Lionano in license agreement with Cornell for development and production of new hollow structured metal oxide anode material for LIBs
31 August 2015
Lionano Inc. announced an agreement with Cornell University’s Center for Technology Licensing (CTL) for the development and production of an innovative drop-in anode material for use in lithium-ion batteries.
The drop-in consists of a hollow structured metal oxide material that can substantially reduce the volumetric expansion of a conventional anode, according to the company. This material can exhibit a capacity of 900 mAh/g at 0.2C with more than 90% active material content. Lionano tested the material in a scaled-up batch of more than 50 kg of material, and found that it demonstrates superior stability over 2,000 cycles. The hollow structure, with nano- and microscale properties, facilitates electron transfer and enhances structural robustness.

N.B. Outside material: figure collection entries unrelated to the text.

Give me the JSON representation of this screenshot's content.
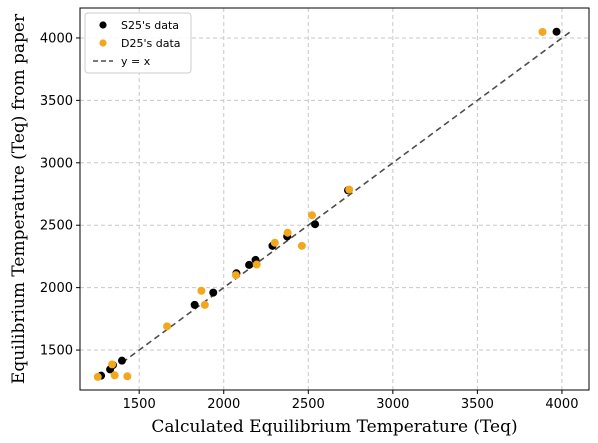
{
  "chart_data": {
    "type": "scatter",
    "xlabel": "Calculated Equilibrium Temperature (Teq)",
    "ylabel": "Equilibrium Temperature (Teq) from paper",
    "xlim": [
      1150,
      4160
    ],
    "ylim": [
      1180,
      4240
    ],
    "x_ticks": [
      1500,
      2000,
      2500,
      3000,
      3500,
      4000
    ],
    "y_ticks": [
      1500,
      2000,
      2500,
      3000,
      3500,
      4000
    ],
    "grid": true,
    "legend_position": "top-left",
    "series": [
      {
        "name": "S25's data",
        "color": "#000000",
        "marker": "circle",
        "points": [
          [
            1275,
            1295
          ],
          [
            1328,
            1345
          ],
          [
            1345,
            1380
          ],
          [
            1398,
            1415
          ],
          [
            1828,
            1862
          ],
          [
            1938,
            1960
          ],
          [
            2075,
            2115
          ],
          [
            2150,
            2182
          ],
          [
            2188,
            2222
          ],
          [
            2288,
            2335
          ],
          [
            2375,
            2410
          ],
          [
            2540,
            2508
          ],
          [
            2735,
            2780
          ],
          [
            3968,
            4050
          ]
        ]
      },
      {
        "name": "D25's data",
        "color": "#F2A81D",
        "marker": "circle",
        "points": [
          [
            1255,
            1285
          ],
          [
            1340,
            1385
          ],
          [
            1355,
            1298
          ],
          [
            1430,
            1290
          ],
          [
            1665,
            1690
          ],
          [
            1868,
            1975
          ],
          [
            1888,
            1862
          ],
          [
            2072,
            2100
          ],
          [
            2195,
            2185
          ],
          [
            2302,
            2360
          ],
          [
            2378,
            2440
          ],
          [
            2462,
            2335
          ],
          [
            2522,
            2580
          ],
          [
            2742,
            2785
          ],
          [
            3885,
            4048
          ]
        ]
      },
      {
        "name": "y = x",
        "color": "#4d4d4d",
        "style": "dashed",
        "line": [
          [
            1400,
            1400
          ],
          [
            4050,
            4050
          ]
        ]
      }
    ]
  }
}
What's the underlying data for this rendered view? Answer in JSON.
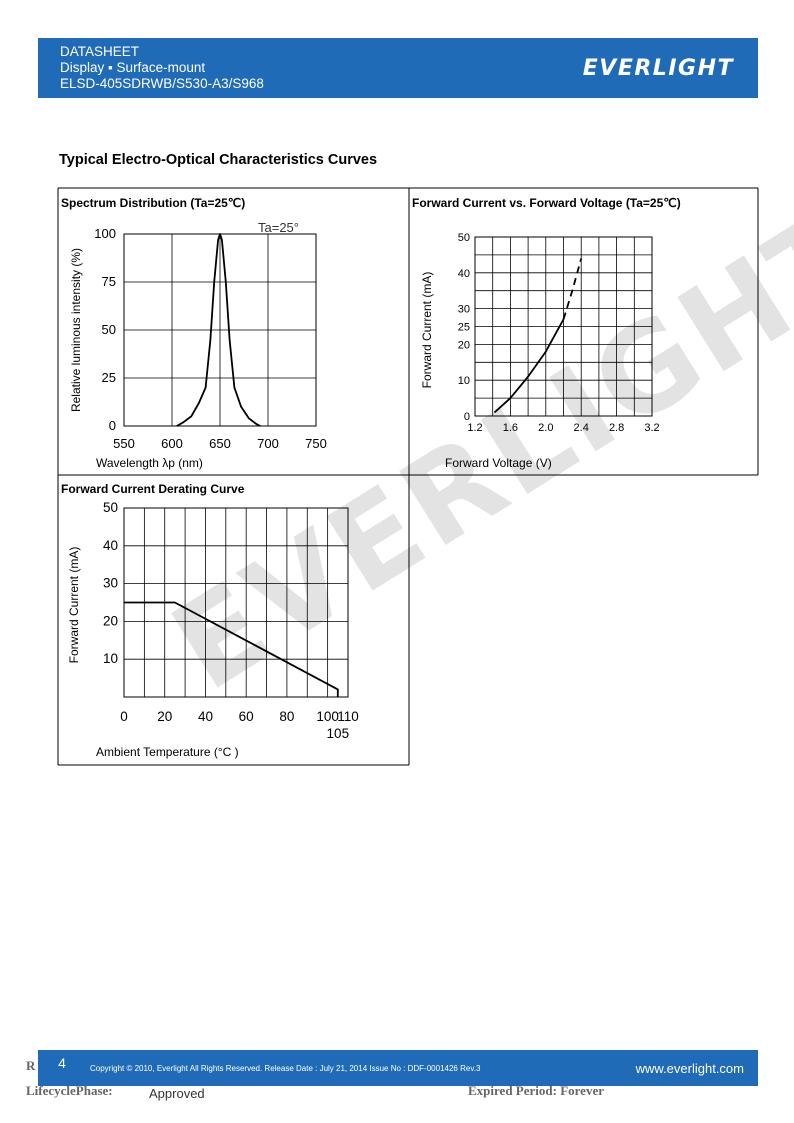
{
  "header": {
    "line1": "DATASHEET",
    "line2": "Display ▪ Surface-mount",
    "line3": "ELSD-405SDRWB/S530-A3/S968",
    "logo": "EVERLIGHT",
    "color": "#1f6bb8"
  },
  "section_title": "Typical Electro-Optical Characteristics Curves",
  "watermark": "EVERLIGHT",
  "panels": {
    "spectrum_title": "Spectrum Distribution (Ta=25℃)",
    "fv_title": "Forward Current vs. Forward Voltage (Ta=25℃)",
    "derating_title": "Forward Current Derating Curve"
  },
  "chart_data": [
    {
      "type": "line",
      "title": "Spectrum Distribution (Ta=25℃)",
      "annotation": "Ta=25°",
      "xlabel": "Wavelength λp (nm)",
      "ylabel": "Relative luminous intensity (%)",
      "xlim": [
        550,
        750
      ],
      "ylim": [
        0,
        100
      ],
      "xticks": [
        "550",
        "600",
        "650",
        "700",
        "750"
      ],
      "yticks": [
        "0",
        "25",
        "50",
        "75",
        "100"
      ],
      "grid": true,
      "series": [
        {
          "x": [
            605,
            612,
            620,
            628,
            635,
            640,
            644,
            648,
            650,
            652,
            656,
            660,
            665,
            672,
            680,
            688,
            692
          ],
          "y": [
            0,
            2,
            5,
            12,
            20,
            45,
            75,
            97,
            100,
            97,
            75,
            45,
            20,
            10,
            4,
            1,
            0
          ]
        }
      ]
    },
    {
      "type": "line",
      "title": "Forward Current vs. Forward Voltage (Ta=25℃)",
      "xlabel": "Forward Voltage (V)",
      "ylabel": "Forward Current (mA)",
      "xlim": [
        1.2,
        3.2
      ],
      "ylim": [
        0,
        50
      ],
      "xticks": [
        "1.2",
        "1.6",
        "2.0",
        "2.4",
        "2.8",
        "3.2"
      ],
      "yticks": [
        "0",
        "10",
        "20",
        "25",
        "30",
        "40",
        "50"
      ],
      "grid": true,
      "series": [
        {
          "x": [
            1.42,
            1.6,
            1.8,
            2.0,
            2.2
          ],
          "y": [
            1,
            5,
            11,
            18,
            27
          ]
        },
        {
          "x": [
            2.2,
            2.3,
            2.4
          ],
          "y": [
            27,
            35,
            44
          ],
          "style": "dashed"
        }
      ]
    },
    {
      "type": "line",
      "title": "Forward Current Derating Curve",
      "xlabel": "Ambient Temperature (°C )",
      "ylabel": "Forward Current (mA)",
      "xlim": [
        0,
        110
      ],
      "ylim": [
        0,
        50
      ],
      "xticks": [
        "0",
        "20",
        "40",
        "60",
        "80",
        "100",
        "110"
      ],
      "extra_xtick": "105",
      "yticks": [
        "10",
        "20",
        "30",
        "40",
        "50"
      ],
      "grid": true,
      "series": [
        {
          "x": [
            0,
            25,
            105,
            105
          ],
          "y": [
            25,
            25,
            2,
            0
          ]
        }
      ]
    }
  ],
  "footer": {
    "page": "4",
    "copyright": "Copyright © 2010, Everlight All Rights Reserved. Release Date : July 21, 2014 Issue No : DDF-0001426 Rev.3",
    "website": "www.everlight.com"
  },
  "bottom": {
    "r": "R",
    "lifecycle": "LifecyclePhase:",
    "approved": "Approved",
    "expired": "Expired Period: Forever"
  }
}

In a paper published earlier this year in the journal ACS Nano, Cornell Professor Héctor Abruña—with whom Lionano has been collaborating—and co-authors wrote that:
Transition metal oxides (TMOs) have attracted great attention as anode materials to replace the currently used graphite, in order for lithium-ion batteries (LIBs) to achieve higher energy and power densities. The attractive electrochemical performance of TMOs in LIBs is based on a conversion reaction mechanism, which is different from the conventional Li+ intercalation/deintercalation processes.
…To date, the search for suitable candidates as anode materials in LIBs to replace graphite requires a strategic material structure design, which still relies on finding an appropriate morphology that can fulfill the following criteria: (a) fast Li+ transport; (b) sufficient space for potential volume expansion; (c) mechanical robustness; and (d) high surface-to-volume ratio. Hollow-structured nanomaterials have gained much attention in many aspects of electrochemistry such as fuel cells, supercapacitors, and LIBs. The enhanced electrochemical performance of hollow-structured nanomaterials is attributed at least in part to their high surface area and surface to volume ratio. It has been reported that the voids inside hollow nanoparticles can not only provide more space to accommodate volume changes during charge/discharge but also shorten the Li+ diffusion distance, which leads to smaller overpotentials and faster reaction kinetics at the electrode surface.
—Wang et al.
(The conversion reaction mechanism, as described in a 2000 paper in Nature by J-M Tarascon and colleagues at Université de Picardie Jules Verne in France, involves the formation and decomposition of Li2O, accompanying the reduction and oxidation of metal nanoparticles (in the range 1–5 nanometers) respectively. This is in contrast to the classical Li insertion/de-insertion or Li-alloying processes in intercalation batteries.)
The new material under license is similar to another anode material earlier announced by Lionano, also under license from Cornell, focusing on Li-S batteries. (Earlier post.)
Lionano’s superior cathode and anode materials are an optimized replacement to existing batteries. And we’re going beyond the lab-bench, with a scalable means of production. This license agreement facilitates both the operational and R&D goals we’ve set for the company.
—Dr. Yingchao Yu, CEO of Lionano
Lionano Inc. is a material manufacturing company commercializing advanced drop-in enhancements for lithium-ion batteries. The company maintains an R&D lab in Ithaca, New York. Lionano’s materials have been shown to increase the energy density, rate capability, and cycle life of Li-ion batteries, especially in the application of electric vehicles.
The Center for Technology Licensing (CTL) manages technology for Cornell’s Ithaca campus, Weill Cornell Medical Colleges, Cornell Tech and the New York State Agricultural Experiment Station in Geneva.
Resources
Deli Wang, Yingchao Yu, Huan He, Jie Wang, Weidong Zhou, and Hector D. Abruña (2015) “Template-Free Synthesis of Hollow-Structured Co3O4 Nanoparticles as High-Performance Anodes for Lithium-Ion Batteries” ACS Nano 9 (2), 1775-1781 doi: 10.1021/nn506624g
Poizot, P.; Laruelle, S.; Grugeon, S.; Dupont, L.; Tarascon, J. M. (2000) Nano-sized transition-metaloxides as negative-electrode materials for lithium-ion batteries. Nature 407, 496–499 doi: 10.1038/35035045
One more of the 1001 ways to make better batteries. When will it be mass produced?